Identification of potential adrenergic receptors and genes involved in monoamine synthesis

For identification of potential adrenergic receptors, we first used the human adrenergic receptor gene (ID number: P35348/P35368/P25100/ P08913/ P18089/ P18825/ P08588/ P07550/ P13945) to BLAST candidate genes within the basal metazoans. This included species such as Nematostella vectensis (GCF_932526225.1), Amphimedon queenslandica (GCF_000090795.2), Mnemiopsis leidyi (AGCP00000000), Trichoplax adhaerens (ABGP00000000), Euplotes vannus (EVDB, http://evan.ciliate.org), Chlamydomonas reinhardtii (GCF_000002595.2), Monosiga brevicollis (GCF_000002865.3), Salpingoeca_rosetta (GCF_000188695.1). Genes with BLAST alignment E-values less than 1e⁻⁵ were selected as candidates. We then further BLASTed these hits against the human genome to eliminate genes whose top five hits did not include adrenergic receptor genes.
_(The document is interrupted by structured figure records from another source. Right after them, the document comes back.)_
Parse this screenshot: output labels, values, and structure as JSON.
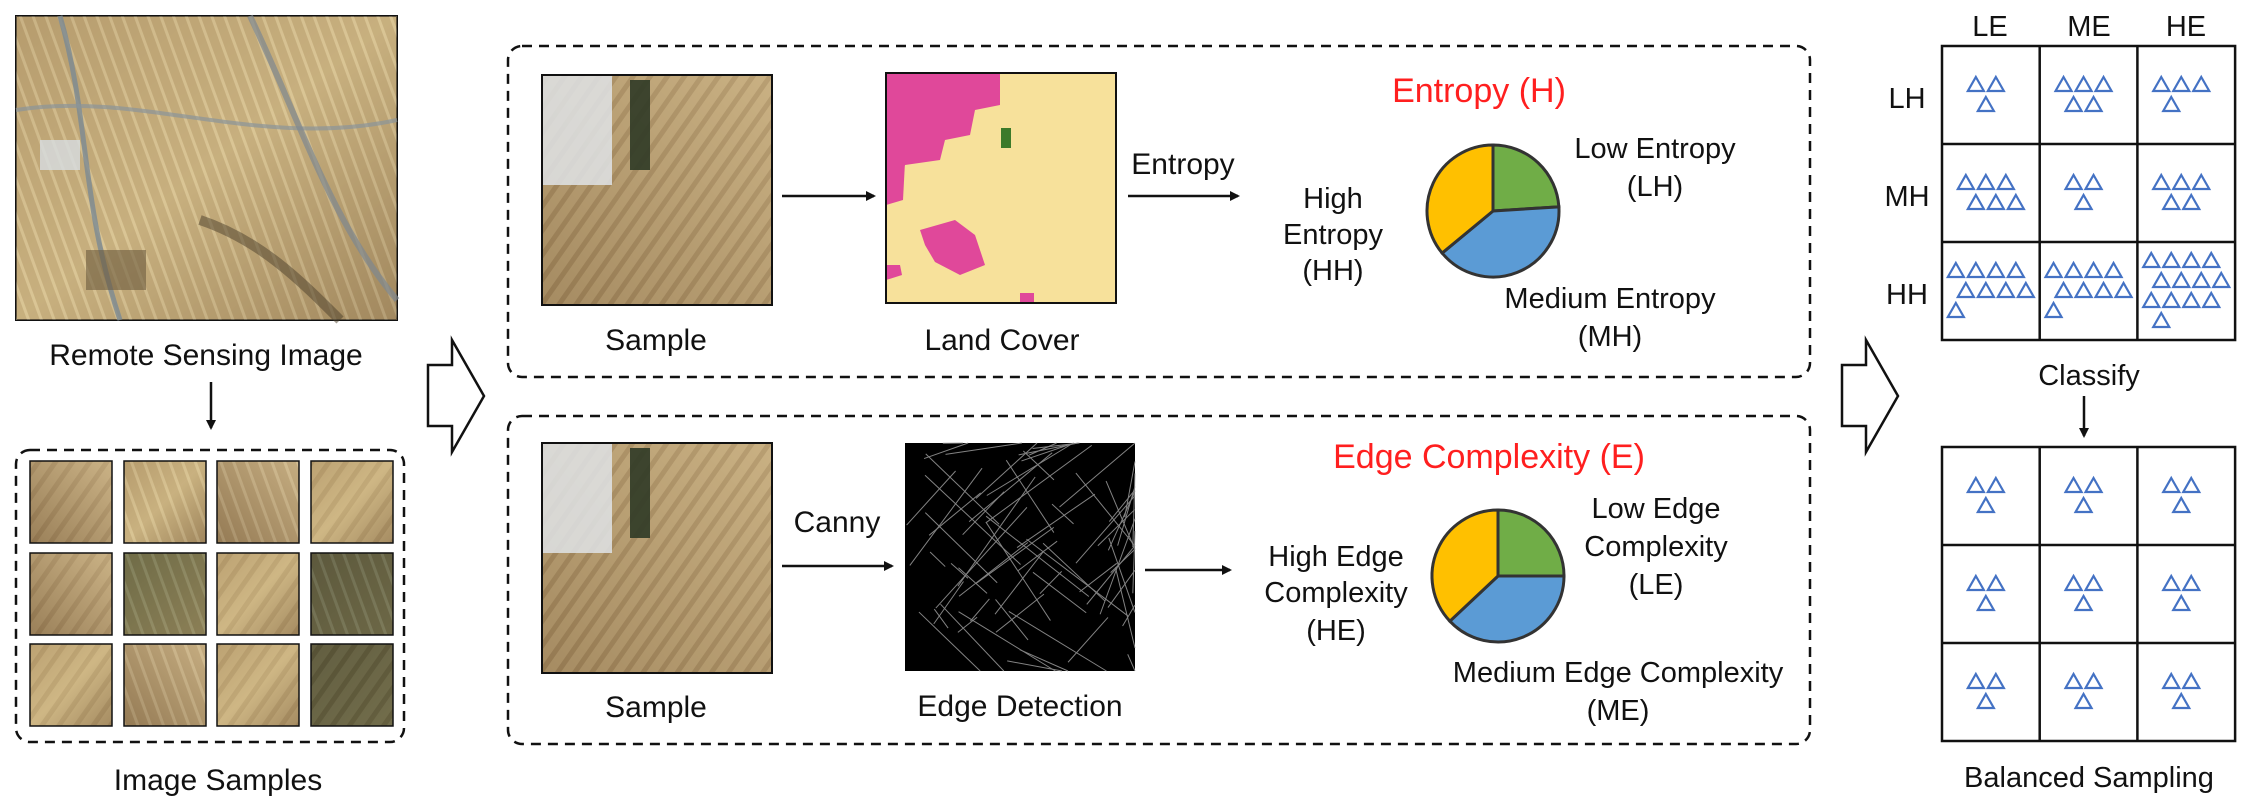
{
  "colors": {
    "red_title": "#ff1f1f",
    "triangle_blue": "#4472c4",
    "pie_green": "#70ad47",
    "pie_blue": "#5b9bd5",
    "pie_yellow": "#ffc000",
    "landcover_bg": "#f7e19b",
    "landcover_pink": "#e0489a",
    "landcover_green": "#3c7a2a"
  },
  "left": {
    "remote_sensing_label": "Remote Sensing Image",
    "image_samples_label": "Image Samples"
  },
  "entropy_panel": {
    "title": "Entropy (H)",
    "sample_label": "Sample",
    "land_cover_label": "Land Cover",
    "arrow_label": "Entropy",
    "high_label": [
      "High",
      "Entropy",
      "(HH)"
    ],
    "low_label": [
      "Low Entropy",
      "(LH)"
    ],
    "medium_label": [
      "Medium Entropy",
      "(MH)"
    ],
    "icons": [
      "sample-image",
      "land-cover-map",
      "entropy-pie"
    ]
  },
  "edge_panel": {
    "title": "Edge Complexity (E)",
    "sample_label": "Sample",
    "edge_label": "Edge Detection",
    "arrow_label": "Canny",
    "high_label": [
      "High Edge",
      "Complexity",
      "(HE)"
    ],
    "low_label": [
      "Low Edge",
      "Complexity",
      "(LE)"
    ],
    "medium_label": [
      "Medium Edge Complexity",
      "(ME)"
    ],
    "icons": [
      "sample-image",
      "edge-map",
      "edge-pie"
    ]
  },
  "classify_grid": {
    "col_headers": [
      "LE",
      "ME",
      "HE"
    ],
    "row_headers": [
      "LH",
      "MH",
      "HH"
    ],
    "triangle_counts": [
      [
        3,
        5,
        4
      ],
      [
        6,
        3,
        5
      ],
      [
        9,
        9,
        13
      ]
    ],
    "label": "Classify"
  },
  "balanced_grid": {
    "triangle_counts": [
      [
        3,
        3,
        3
      ],
      [
        3,
        3,
        3
      ],
      [
        3,
        3,
        3
      ]
    ],
    "label": "Balanced Sampling"
  },
  "pies": {
    "entropy": [
      {
        "name": "Low Entropy (LH)",
        "value": 0.24,
        "color": "#70ad47"
      },
      {
        "name": "Medium Entropy (MH)",
        "value": 0.4,
        "color": "#5b9bd5"
      },
      {
        "name": "High Entropy (HH)",
        "value": 0.36,
        "color": "#ffc000"
      }
    ],
    "edge": [
      {
        "name": "Low Edge Complexity (LE)",
        "value": 0.25,
        "color": "#70ad47"
      },
      {
        "name": "Medium Edge Complexity (ME)",
        "value": 0.38,
        "color": "#5b9bd5"
      },
      {
        "name": "High Edge Complexity (HE)",
        "value": 0.37,
        "color": "#ffc000"
      }
    ]
  }
}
Additionally, we used human Frizzled family genes, another GPCR family, as the outgroup for phylogenetic analysis. The protein sequences were aligned using MAFFT⁵⁴. Mega 11 was used to construct the maximum likelihood and Bayesian phylogenetic trees. The Maximum Likelihood Tree’s robustness was tested with 1000 ultrafast bootstrap replicates. Trees were visualized and annotated in Adobe Illustrator. Similarly, human genes related to monoamine synthesis, including DBH (ID:NP_000778.3), DDC (ID:NP_000781.2), PAH (ID:NP_000268.1), and TH (ID:NP_000351.2), were used to blast candidate genes within basal metazoans. The identified genes were further blasted back to the human genome database to eliminate false orthologues. The Maximum Likelihood Tree’s robustness was tested with 1000 ultrafast bootstrap replicates. Finally, the maximum likelihood method was used to construct the phylogenetic tree.